By Bob Weaver

While WV is nearly last in access to high-speed broadband, Frontier, WV's largest telecommunications provider says it's taking the next step for faster broadband service in the Mountain State.

Frontier Communications announced plans last week to make available faster broadband technology to its 405,000 customers.

Frontier general manager Dana Waldo said households and business customers may have the opportunity to have up to 25 megabits per second through what the company is calling its Broadband Ultra and Ultimate services. Waldo says business customers could get up to 40 megabits service.

While the press release implied the upgrades will be available to all Frontier customers, they may not be available to many rural areas.

Regarding enhancements in Calhoun, Dan Page, Frontier's communication director said, "We are developing our plans for broadband speed enhancements in the future. We do not have a specific timeline at the moment, but speed enhancements are part of our long-range plan in Calhoun County."

"Frontier is deploying 35 miles of fiber today in Calhoun County, which will provide increased speeds to local schools and other public facilities," said Page.

Frontier's manager Waldo says since Frontier purchased Verizon's landlines two years ago the company has invested $237 million to improve expand broadband.

"Like downloading a movie or using the Internet for business purposes from the home," Waldo said. "It's those capabilities that the higher speeds will provide that experience."

Waldo calls the announcement a "game changer" for West Virginia.

"We are the largest telecommunications provider in the state and bringing these types of services really will have a significant impact on not only residential but businesses capabilities in the state," Waldo said.

The announcement is separate from the Internet expansion work Frontier is doing under an agreement with the state.

"Frontier is building on its existing infrastructure to provide broadband service in rural areas of West Virginia. Higher speeds are available to customers within a specific distance of Frontier facilities that are equipped to support higher speeds. By the end of the year, more than 405,000 households across West Virginia will have access to those higher speeds," says a press release.

"For example, higher speeds are available in some areas of Clay, Braxton and Roane counties and most of Gilmer County. Some areas of Wirt and Ritchie counties also will see higher speeds," said Page.

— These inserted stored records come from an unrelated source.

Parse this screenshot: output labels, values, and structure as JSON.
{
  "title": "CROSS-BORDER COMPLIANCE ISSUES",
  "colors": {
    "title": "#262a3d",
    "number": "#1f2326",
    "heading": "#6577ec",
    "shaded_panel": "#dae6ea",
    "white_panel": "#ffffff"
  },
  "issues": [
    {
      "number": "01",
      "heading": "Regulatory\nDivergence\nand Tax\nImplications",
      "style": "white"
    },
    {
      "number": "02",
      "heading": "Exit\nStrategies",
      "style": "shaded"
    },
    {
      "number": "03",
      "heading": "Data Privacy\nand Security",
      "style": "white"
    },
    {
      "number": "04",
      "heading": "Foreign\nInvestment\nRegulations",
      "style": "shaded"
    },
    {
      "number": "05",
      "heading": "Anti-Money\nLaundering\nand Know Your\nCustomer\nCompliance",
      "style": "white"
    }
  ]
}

Page said Frontier will continue to develop its network in other rural areas in the future and provide higher speeds in those markets.

After a call by the Hur Herald to obtain "Ultra" or "Ultimate" broadband service, the service representative advised it was not available in the area.

Despite years of political pronouncements, initiatives and expansion programs, West Virginia is still ranking last in the nation with high-speed Internet, according to a new FCC report.

About 845,000 West Virginians, 46 percent of state residents, don't have access to broadband Internet service, the Federal Communications Commission said this week.

Frontier Communications says the FCC is using outdated data to reach their conclusions.

A further issue is the lack of standards of what is real broadband service.

The FCC report shows that even West Virginians with broadband have Internet speeds far slower than most states.

The problem is a significant issue for business development, unable to upload and download data that is required.